You can get a sense of the Trump realignment if you watch the recent clip of Andrew Yang railing against the Democrat Party because it has held itself out as a party of "coastal elites" completely out of touch with the concerns of working-class America. There is a hint of the Trump realignment also in Elizabeth Warren's pre-political thesis that single-mindedly sending our wives and mothers into the workforce only enriched Wall Street: it made two-income families work twice as hard to stay in the same place, and it impoverished single-income families. (Warrenism is heresy today, so if you want pre-partisan Warren femininsm you have to tune in to Tucker Carlson.) There is also a clue of the Trump realignment in the fact that the science is now clear that an adult human, of average height and weight and without any comorbidities, can absorb only so much Identity Politics claptrap, yet Democrat politicians and media and professors keep ramming endless helpings of it down Americans' gullets with reckless abandon.
And you can see a Trump realignment, bigly, in the fact that Trump markedly increased support among blacks, Hispanics, and Asians (not to mention the Holy Grail of Intersectionality, "Other"). And in the fact that Trump doubled his support against LGBT voters. And in the fact that Trump only seemed to lose ground among... Whites.
Trump may lose the election. The smears on Trump may have worked well enough. The media bias against him may have worked well enough. The journalistic nonfeasance to protect Biden -- and to keep America from knowing anything probative about his past, present, or future -- all of it may have worked just well enough.
Trump may still win — the fight is not gone out of him or his supporters. But yes, Trump may well lose this election. But that does not mean that Biden won. Because no matter what happens, the only clear winner of this election is Trumpism. Biden may beat Trump. But Biden could not beat Trumpism. Trumpism grew. Trumpism expanded. Biden's only real base is people living off their investments. It is people without religion, other than political religion. It is people with more loyalty to the world than to their own nation, their own communities, their own families. Trumpism is people starting to notice the "Made in China" labels on every crappy brightly-colored piece of plastic, and on everything else, and it is the spark of curiosity that is beginning to wonder, what, exactly, is up with that? The working class love Trump because they love America. Biden's base is the globalists still looking to turn a buck off it.
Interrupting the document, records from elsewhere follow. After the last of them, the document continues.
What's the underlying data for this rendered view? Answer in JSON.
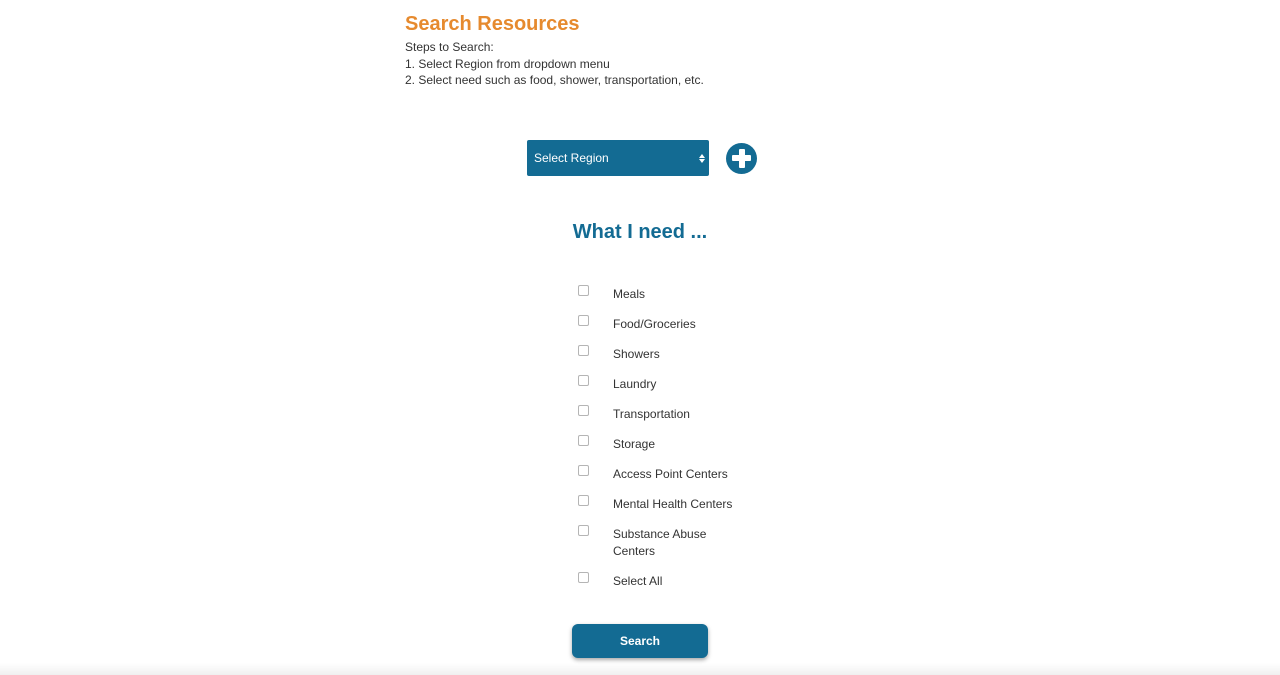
{
  "header": {
    "title": "Search Resources",
    "steps_heading": "Steps to Search:",
    "step_1": "1. Select Region from dropdown menu",
    "step_2": "2. Select need such as food, shower, transportation, etc."
  },
  "region_select": {
    "selected_value": "Select Region"
  },
  "icons": {
    "add": "plus-circle-icon",
    "select_arrows": "sort-arrows-icon"
  },
  "needs": {
    "title": "What I need ...",
    "items": [
      {
        "label": "Meals",
        "checked": false
      },
      {
        "label": "Food/Groceries",
        "checked": false
      },
      {
        "label": "Showers",
        "checked": false
      },
      {
        "label": "Laundry",
        "checked": false
      },
      {
        "label": "Transportation",
        "checked": false
      },
      {
        "label": "Storage",
        "checked": false
      },
      {
        "label": "Access Point Centers",
        "checked": false
      },
      {
        "label": "Mental Health Centers",
        "checked": false
      },
      {
        "label": "Substance Abuse Centers",
        "checked": false
      },
      {
        "label": "Select All",
        "checked": false
      }
    ]
  },
  "actions": {
    "search_label": "Search"
  },
  "colors": {
    "accent_orange": "#e68a2e",
    "brand_blue": "#136b93"
  }
}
Trump may lose. But Biden will not win. Because in this election, Trumpism won. Hispanics get it. Blacks get it. The working class gets it. It is the globalists and corporatists and ideologues — who see America as a corporation, and market it as a crappy brightly-colored political religion — who oppose it. This election proved that a new political idea has arrived. Or perhaps it just proved an old political idea had not died away. It is an idea that says one may take one's own side in a debate. It is an idea that one ought to be judged by deeds and not by mere promises. It is an idea that rejects ideology and gets on to making deals, and building things, and stamping "Made in America" on something, and improving our own lives. And, yes, in that very practical, concrete way, making America great.
Trump gave America back to us. Biden may take the White House away from Trump. But he cannot take America away from us.